Episode 16

43 12 2
                                    

"Kisah-kisah lama berlapis luka dan tawa. Semua itu disimpan dan ditata rapi di dalam sana. Dengan seenaknya, ada yang merenggut paksa tawa dan membuat tumbuh kembali si luka."

***

Tepat ketika azan subuh berkumandang Indira terbangun. Dia menatap ke samping, heran dengan sang ibu yang masih tertidur di ranjang. Indira berniat membangunkan, tetapi ketika dilihat-lihat wajah Sarah tampak pucat. Dengan segera, disentuh dahi Sarah, kemudian Indira bergeming sesaat.

"Ibu demam, enggak usah bangunin dulu kali, ya?" Dia bingung. "Kasihan ibu, pasti capek banget. Mending enggak usah bangunin dulu, biar ibu istirahat. Untuk siapin sarapan di rumah Ona, aku masih sempet."

Indira bergegas mengambil air wudu, kemudian melaksanakan salat Subuh. Ketika sudah selesai, perlahan-lahan dia membuka pintu, supaya ibu tidak mendengar. Dia berjalan ke rumah Pak Marva untuk segera memasak sarapan.

Kunci belakang rumah Pak Marva dipegang oleh Sarah. Sengaja mereka memberikan itu, supaya Sarah mudah ketika ingin meminta bantuan atau bekerja lebih awal sebelum mereka bangun. Beruntung Indira tahu di mana ibunya sering menyimpan kunci itu.

Sampai di dapur, Indira membuka lemari es. Dia melihat hanya ada telur dan beberapa sayuran. Sebenarnya dia tidak terlalu pandai memasak. Namun, kalau hanya membuat telur balado dia sanggup.

Tak ingin membuang waktu, pertama Indira merebus air untuk memasak nasi. Kemudian, dia mencuci beras. Sembari menunggu air mendidih, Indira menyiapkan bumbu untuk telur balado. Setelah selesai meracik, Indira memanfaatkan tungku yang kosong untuk merebus telur.
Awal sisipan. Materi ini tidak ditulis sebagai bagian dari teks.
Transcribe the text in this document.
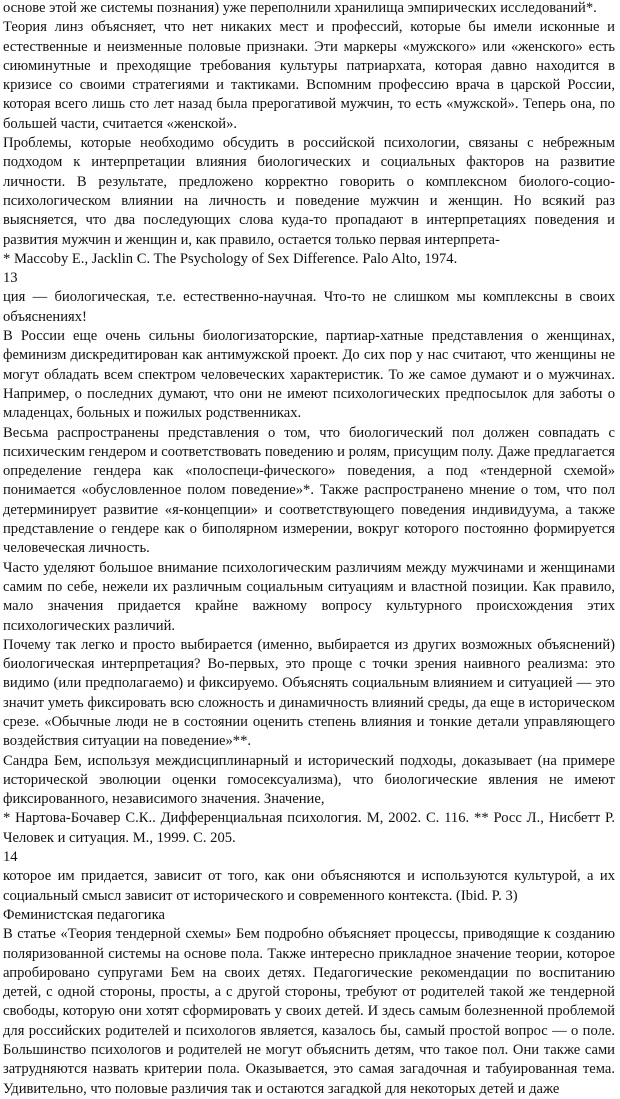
основе этой же системы познания) уже переполнили хранилища эмпирических исследований*.

Теория линз объясняет, что нет никаких мест и профессий, которые бы имели исконные и естественные и неизменные половые признаки. Эти маркеры «мужского» или «женского» есть сиюминутные и преходящие требования культуры патриархата, которая давно находится в кризисе со своими стратегиями и тактиками. Вспомним профессию врача в царской России, которая всего лишь сто лет назад была прерогативой мужчин, то есть «мужской». Теперь она, по большей части, считается «женской».

Проблемы, которые необходимо обсудить в российской психологии, связаны с небрежным подходом к интерпретации влияния биологических и социальных факторов на развитие личности. В результате, предложено корректно говорить о комплексном биолого-социо-психологическом влиянии на личность и поведение мужчин и женщин. Но всякий раз выясняется, что два последующих слова куда-то пропадают в интерпретациях поведения и развития мужчин и женщин и, как правило, остается только первая интерпрета-

* Maccoby E., Jacklin C. The Psychology of Sex Difference. Palo Alto, 1974.

13

ция — биологическая, т.е. естественно-научная. Что-то не слишком мы комплексны в своих объяснениях!

В России еще очень сильны биологизаторские, партиар-хатные представления о женщинах, феминизм дискредитирован как антимужской проект. До сих пор у нас считают, что женщины не могут обладать всем спектром человеческих характеристик. То же самое думают и о мужчинах. Например, о последних думают, что они не имеют психологических предпосылок для заботы о младенцах, больных и пожилых родственниках.

Весьма распространены представления о том, что биологический пол должен совпадать с психическим гендером и соответствовать поведению и ролям, присущим полу. Даже предлагается определение гендера как «полоспеци-фического» поведения, а под «тендерной схемой» понимается «обусловленное полом поведение»*. Также распространено мнение о том, что пол детерминирует развитие «я-концепции» и соответствующего поведения индивидуума, а также представление о гендере как о биполярном измерении, вокруг которого постоянно формируется человеческая личность.

Часто уделяют большое внимание психологическим различиям между мужчинами и женщинами самим по себе, нежели их различным социальным ситуациям и властной позиции. Как правило, мало значения придается крайне важному вопросу культурного происхождения этих психологических различий.

Почему так легко и просто выбирается (именно, выбирается из других возможных объяснений) биологическая интерпретация? Во-первых, это проще с точки зрения наивного реализма: это видимо (или предполагаемо) и фиксируемо. Объяснять социальным влиянием и ситуацией — это значит уметь фиксировать всю сложность и динамичность влияний среды, да еще в историческом срезе. «Обычные люди не в состоянии оценить степень влияния и тонкие детали управляющего воздействия ситуации на поведение»**.

Сандра Бем, используя междисциплинарный и исторический подходы, доказывает (на примере исторической эволюции оценки гомосексуализма), что биологические явления не имеют фиксированного, независимого значения. Значение,

* Нартова-Бочавер С.К.. Дифференциальная психология. М, 2002. С. 116. ** Росс Л., Нисбетт Р. Человек и ситуация. М., 1999. С. 205.

14

которое им придается, зависит от того, как они объясняются и используются культурой, а их социальный смысл зависит от исторического и современного контекста. (Ibid. P. 3)

Феминистская педагогика

В статье «Теория тендерной схемы» Бем подробно объясняет процессы, приводящие к созданию поляризованной системы на основе пола. Также интересно прикладное значение теории, которое апробировано супругами Бем на своих детях. Педагогические рекомендации по воспитанию детей, с одной стороны, просты, а с другой стороны, требуют от родителей такой же тендерной свободы, которую они хотят сформировать у своих детей. И здесь самым болезненной проблемой для российских родителей и психологов является, казалось бы, самый простой вопрос — о поле. Большинство психологов и родителей не могут объяснить детям, что такое пол. Они также сами затрудняются назвать критерии пола. Оказывается, это самая загадочная и табуированная тема. Удивительно, что половые различия так и остаются загадкой для некоторых детей и даже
Pukul 05.05 nasi sudah siap. Indira hanya kurang menyiapkan lauknya. Hanya tinggal mengangkat dari wajan ke piring, setelah itu selesai. Yap, tepat pukul 05.10 pekerjaan ibu yang digantikan Indira selesai. Dia tersenyum bangga.

Indira mencuci peralatan yang habis digunakan untuk memasak. Setelah itu, dia menyapu rumah besar ini. Belum semua tempat, hanya beberapa yang sekiranya penting. Sebab, waktu sudah mulai siang dan Indira juga harus sekolah. Setelah menyapu ruang tamu, Indira kembali ke belakang. Dia harus mandi.

"Enggak makan dulu, In? Lo yang siapin ini semua, 'kan? Bi Sarah di mana?" Baru hendak pergi, Indira ditahan dengan rentetan pertanyaan dari Ona.

Dia berhenti, kemudian menoleh. "Ah iya, ibu kayaknya demam. Sementara ini, gue kerjain kerjaan ibu dulu secukupnya waktu. Nanti habis sekolah gue lanjut. Titip pesan ke mama lo, ya, kalau ibu sakit. Soal makanan, beres. Gue udah siapin. Gue pergi."

Bersiap dengan tergesa, sarapan dengan lauk semalam, kemudian meninggalkan secarik kertas di meja. Sarah belum bangun juga, Indira tidak tega untuk membangunkan.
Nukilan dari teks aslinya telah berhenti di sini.